Limitations of the Study
There are a number of limitations that should be mentioned. First, as with all cross-sectional study designs, the casual nature of relationships cannot be fully determined. Second, we sampled exclusively from PWID who attend NSPs. However, given that approximately 80% of the PWID population in Delhi attend NSPs, they are a legitimate location from which to recruit a moderately representative sample. It is possible that we may have under-sampled casual users and those newer to injecting and not yet connected to services like NSPs, and their mental health status and HIV risk behaviors may well be different from NSP users; research among PWID from elsewhere in India found an association between NSP use and lower levels of injecting and sexual risk behaviors.49
Third, given that we only sampled PWID attending 3 of the 19 NSPs operating in Delhi, there are limits to the generalizability of our findings to the broader population of PWID in Delhi. Future research using time location sampling could build in a larger formative phase to ensure that a higher proportion of NSPs and possibly other venues are included in the sampling frame. Fourth, we excluded PWID who were female or were on OST. Very few PWID accessing NSPs in Delhi are female. PWID participating in OST were excluded from this study given that, elsewhere, OST has been seen to improve the mental health of participants and reduce their engagement in HIV risk behaviors.15,50 Fifth, symptoms of depression and anxiety were measured using screening tools rather than structured clinical interviews. The proportion of participants who would attract a formal diagnosis is unknown; it is possible that many are experiencing psychological distress related to their socially adverse circumstances and if clinically examined may not satisfy diagnostic criteria for depression or anxiety. The use of structured clinical interviews in future studies would be optimal. Finally, reporting of risky injecting and sexual practices may have been influenced by recall and social desirability bias leading to under-reporting of socially unacceptable behaviors.

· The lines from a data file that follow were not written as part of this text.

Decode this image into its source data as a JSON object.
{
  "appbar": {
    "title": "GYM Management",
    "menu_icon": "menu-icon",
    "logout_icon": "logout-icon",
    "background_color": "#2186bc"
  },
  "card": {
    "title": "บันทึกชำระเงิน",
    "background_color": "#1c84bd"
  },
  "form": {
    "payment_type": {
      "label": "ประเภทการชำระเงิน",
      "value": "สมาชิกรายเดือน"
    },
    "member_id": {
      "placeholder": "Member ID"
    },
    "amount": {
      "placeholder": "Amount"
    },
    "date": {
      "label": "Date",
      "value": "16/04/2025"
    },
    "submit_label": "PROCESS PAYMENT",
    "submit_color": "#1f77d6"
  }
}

To conclude, we found that depression and suicidal ideation are independently positively associated with HIV risk behaviors, whereas anxiety is associated with a reduction in such behaviors. Despite the limitations of the study, these findings are compelling and have implications for HIV prevention programs. Even more importantly, the mental health problems and socioeconomic marginalization of this group of men are important in and of themselves and should not be eclipsed by a narrow focus on HIV prevention.
The authors acknowledge the skilled contribution of all the research staff and data collectors involved in implementing this study. The authors thank the participants for their willingness to share very personal information about their lives and their mental health.